Q&A: Sources of Bivariate Data from Various Function Families

by Justin Skycak on

Cross-posted from here.


I’m looking for sample data to give algebra 2 students to teach about using Desmos to do regressions.

Some example data sets folks at my school already have compiled are:

  • Number of Lego pieces vs Price of set (linear)
  • Arm span vs Height of person (linear)
  • Number of years since 1948 vs Average movie ticket price (linear or exponential)
  • Dollars spent on advertisements vs Dollars earned as revenue (square root)
  • NBA draft pick number vs Salary in dollars (exponential decay)

Just to name a few. We would like to add to our collection for each of the following function families: Linear, Absolute Value, Quadratic, Cubic (and higher degree polynomials), Square root, Reciprocal (or other rational functions), Exponential (growth and decay), Logarithmic, Sine or Cosine.

An ideal answer would provide sources of bivariate data from the various function families. It is not critically important that the data be real.

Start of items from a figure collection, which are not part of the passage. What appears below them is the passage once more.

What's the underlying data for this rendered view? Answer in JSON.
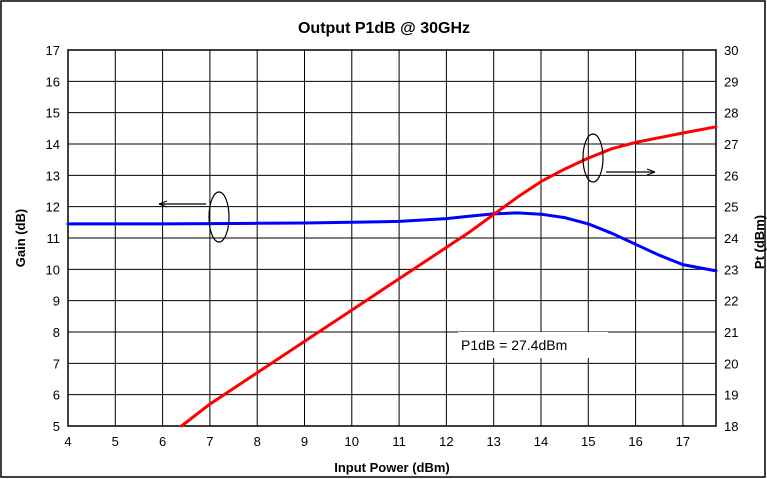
{
  "chart_data": {
    "type": "line",
    "title": "Output P1dB @ 30GHz",
    "xlabel": "Input Power (dBm)",
    "ylabel": "Gain (dB)",
    "y2label": "Pt (dBm)",
    "xlim": [
      4,
      17.7
    ],
    "ylim": [
      5,
      17
    ],
    "y2lim": [
      18,
      30
    ],
    "x_ticks": [
      4,
      5,
      6,
      7,
      8,
      9,
      10,
      11,
      12,
      13,
      14,
      15,
      16,
      17
    ],
    "y_ticks": [
      5,
      6,
      7,
      8,
      9,
      10,
      11,
      12,
      13,
      14,
      15,
      16,
      17
    ],
    "y2_ticks": [
      18,
      19,
      20,
      21,
      22,
      23,
      24,
      25,
      26,
      27,
      28,
      29,
      30
    ],
    "grid": true,
    "series": [
      {
        "axis": "left",
        "color": "#0000ff",
        "points": [
          [
            4,
            11.45
          ],
          [
            5,
            11.45
          ],
          [
            6,
            11.45
          ],
          [
            7,
            11.46
          ],
          [
            8,
            11.47
          ],
          [
            9,
            11.48
          ],
          [
            10,
            11.5
          ],
          [
            11,
            11.53
          ],
          [
            12,
            11.62
          ],
          [
            12.5,
            11.7
          ],
          [
            13,
            11.77
          ],
          [
            13.5,
            11.8
          ],
          [
            14,
            11.76
          ],
          [
            14.5,
            11.65
          ],
          [
            15,
            11.45
          ],
          [
            15.5,
            11.15
          ],
          [
            16,
            10.8
          ],
          [
            16.5,
            10.45
          ],
          [
            17,
            10.15
          ],
          [
            17.7,
            9.95
          ]
        ]
      },
      {
        "axis": "right",
        "color": "#ff0000",
        "points": [
          [
            6.4,
            18
          ],
          [
            7,
            18.7
          ],
          [
            8,
            19.7
          ],
          [
            9,
            20.7
          ],
          [
            10,
            21.7
          ],
          [
            11,
            22.7
          ],
          [
            12,
            23.7
          ],
          [
            12.5,
            24.2
          ],
          [
            13,
            24.75
          ],
          [
            13.5,
            25.3
          ],
          [
            14,
            25.8
          ],
          [
            14.5,
            26.2
          ],
          [
            15,
            26.55
          ],
          [
            15.5,
            26.85
          ],
          [
            16,
            27.05
          ],
          [
            16.5,
            27.2
          ],
          [
            17,
            27.35
          ],
          [
            17.7,
            27.55
          ]
        ]
      }
    ],
    "annotation": "P1dB = 27.4dBm"
  }
}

Here are two resources off the top of my head that exercise a variety of function families:

Infections at the beginning of the COVID-19 pandemic

linear, exponential growth/decay, sine/cosine

  • Spring 2020 - Summer 2020 | the number of daily new cases increased linearly, and the total cumulative number of cases grew exponentially.
  • Fall 2020 - Fall 2021 | the number of daily new cases oscillated sinusoidally, and the total cumulative number of cases increased roughly linearly.
  • Winter 2022 - Summer 2023 | the number of daily new cases decayed roughly exponentially.

A made-up rocket launch data set (height of rocket vs time elapsed since launch)

linear, quadratic, higher-degree polynomial

  • This is a problem that I made for a modeling / machine learning class to illustrate the idea that "closer to the data points" is not always better when it comes to fitting models. You don't want to underfit, but you don't want to overfit either.
  • In this problem, we fit linear, quadratic, and high-degree polynomial models to the data. The linear model slightly underfits, the high-degree polynomial way overfits, and the quadratic provides a good fit.